A gente organizou a sala da maneira que a gente gostaria [...], com círculos, com o professor sendo mais um agente, sendo um facilitador de nosso aprendizado. Então, no primeiro momento começamos a discutir os cortes da educação, a precarização da escola, a precarização do ensino e a escola sem partido, e depois discutimos um novo modelo de escola, a escola que a gente queria. (Daniel)

O círculo como experiência educacional - cuja tradição remonta ao menos os Círculos de Cultura de Paulo Freire (1985FREIRE, P. Educação como prática da liberdade. 16.ed. Rio de Janeiro: Paz e Terra, 1985.) - materializa a experiência da igualdade política naquele momento de dissenso. O círculo permite que as pessoas olhem umas às outras nos olhos; ele torna a educadora e o educador alguém que facilita o aprendizado, em vez de guiar educandas e educandos de modo superior. Ele também é uma mensagem para que a escola mantenha algo daquela igualdade política que a ocupação viveu.

Experiência e subjetivação política nas ocupações

Apesar das limitações estruturais vividas na escola de Mayna, também ela pode viver ao menos em parte a práxis democrática radical do movimento das ocupações, assim como o feminismo secundarista e popular. Entretanto, as dinâmicas particulares de cada ocupação podem ter facilitado ou dificultado essa vivência da democracia radical e dos valores feministas. Por exemplo, na escola central da capital gaúcha, que Ana Paula ocupou, o exercício da paridade de gênero parece ter sido muito natural, tal qual um adendo de seu registro sobre as comissões:

A gente também tentou fazer as nossas comissões igualar as questões de gênero, porque a gente achava ruim que os meninos ficassem na segurança e as meninas ficassem cozinhando.
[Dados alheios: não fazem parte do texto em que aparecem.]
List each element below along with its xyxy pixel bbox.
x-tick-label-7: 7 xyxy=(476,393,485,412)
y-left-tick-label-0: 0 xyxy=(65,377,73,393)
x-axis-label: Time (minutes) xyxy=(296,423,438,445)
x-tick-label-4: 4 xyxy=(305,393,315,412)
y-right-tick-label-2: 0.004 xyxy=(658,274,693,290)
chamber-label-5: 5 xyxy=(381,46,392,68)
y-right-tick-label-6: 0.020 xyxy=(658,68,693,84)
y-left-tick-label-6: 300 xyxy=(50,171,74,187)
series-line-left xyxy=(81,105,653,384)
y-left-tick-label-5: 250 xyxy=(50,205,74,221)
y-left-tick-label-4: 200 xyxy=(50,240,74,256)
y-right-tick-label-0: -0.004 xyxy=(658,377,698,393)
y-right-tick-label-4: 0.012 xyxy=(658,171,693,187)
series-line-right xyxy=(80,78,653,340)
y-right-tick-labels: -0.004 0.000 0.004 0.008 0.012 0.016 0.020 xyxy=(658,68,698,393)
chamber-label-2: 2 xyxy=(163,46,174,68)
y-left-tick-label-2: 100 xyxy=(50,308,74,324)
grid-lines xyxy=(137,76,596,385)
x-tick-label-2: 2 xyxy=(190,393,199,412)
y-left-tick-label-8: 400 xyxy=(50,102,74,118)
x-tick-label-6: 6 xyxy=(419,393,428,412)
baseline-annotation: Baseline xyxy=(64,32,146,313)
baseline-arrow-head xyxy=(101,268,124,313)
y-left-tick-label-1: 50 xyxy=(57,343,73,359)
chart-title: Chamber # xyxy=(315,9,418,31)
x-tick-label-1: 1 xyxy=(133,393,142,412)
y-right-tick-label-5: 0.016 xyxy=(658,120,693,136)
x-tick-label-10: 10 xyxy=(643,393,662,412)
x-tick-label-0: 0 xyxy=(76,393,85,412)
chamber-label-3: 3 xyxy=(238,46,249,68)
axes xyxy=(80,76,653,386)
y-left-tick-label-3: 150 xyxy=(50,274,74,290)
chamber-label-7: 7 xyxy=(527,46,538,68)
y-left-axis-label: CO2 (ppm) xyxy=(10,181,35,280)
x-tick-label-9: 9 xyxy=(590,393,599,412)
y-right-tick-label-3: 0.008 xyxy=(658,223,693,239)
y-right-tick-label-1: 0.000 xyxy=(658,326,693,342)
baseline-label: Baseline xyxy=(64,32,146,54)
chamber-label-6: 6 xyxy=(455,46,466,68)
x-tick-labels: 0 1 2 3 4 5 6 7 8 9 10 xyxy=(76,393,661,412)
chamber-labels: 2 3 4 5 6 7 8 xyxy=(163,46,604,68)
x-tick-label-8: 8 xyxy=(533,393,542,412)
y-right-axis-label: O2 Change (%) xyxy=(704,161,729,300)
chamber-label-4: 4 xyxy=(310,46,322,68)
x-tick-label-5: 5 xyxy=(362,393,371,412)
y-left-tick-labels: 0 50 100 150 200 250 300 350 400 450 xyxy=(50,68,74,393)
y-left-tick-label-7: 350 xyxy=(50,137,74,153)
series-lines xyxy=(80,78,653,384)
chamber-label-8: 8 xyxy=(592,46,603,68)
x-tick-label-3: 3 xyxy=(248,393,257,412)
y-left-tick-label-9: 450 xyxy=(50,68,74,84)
Tinha que ser pelo menos meio a meio. Na nossa escola foi algo muito importante, as meninas não participaram da questão da cozinha. (Ana Paula, Porto Alegre)

Já na escola de Helena, em Caxias do Sul, a incorporação de valores feministas foi uma construção mais árdua. Essa escola, ainda que não situada na periferia, recebia estudantes, sobretudo, das classes populares. Valores tradicionais masculinos ligados à “valentia” e agressividade foram trazidos pelos meninos que queriam cuidar da comissão de segurança. Em seu relato, Helena traz o seu esforço para compreender o ponto de vista e a história daqueles meninos, assim como registra uma paulatina desconstrução do machismo deles:

Eram meninos que desenvolveram essa postura de corajoso, de protetor, porque tinham que proteger irmãos, brigar por coisas, e às vezes eram de bairros mais violentos. [...] Eles pensavam que ali na ocupação eles também iam dar a palavra final. [...] E vendo a gente, meninas, como protagonistas de discussões e debates, talvez isso assustasse eles um pouco. Mas depois da ocupação, esses comportamentos deles foram muito melhorados. [...]. A ocupação [...] foi um choque de realidade para todo mundo, de dialogar, de entender, de se ver como pessoa política. [...]A ocupação nos possibilitou construir esse respeito pelo outro, que ainda tem que ser muito desenvolvido, mas foi algo eu que eles fizeram em um curto período de tempo. (Helena)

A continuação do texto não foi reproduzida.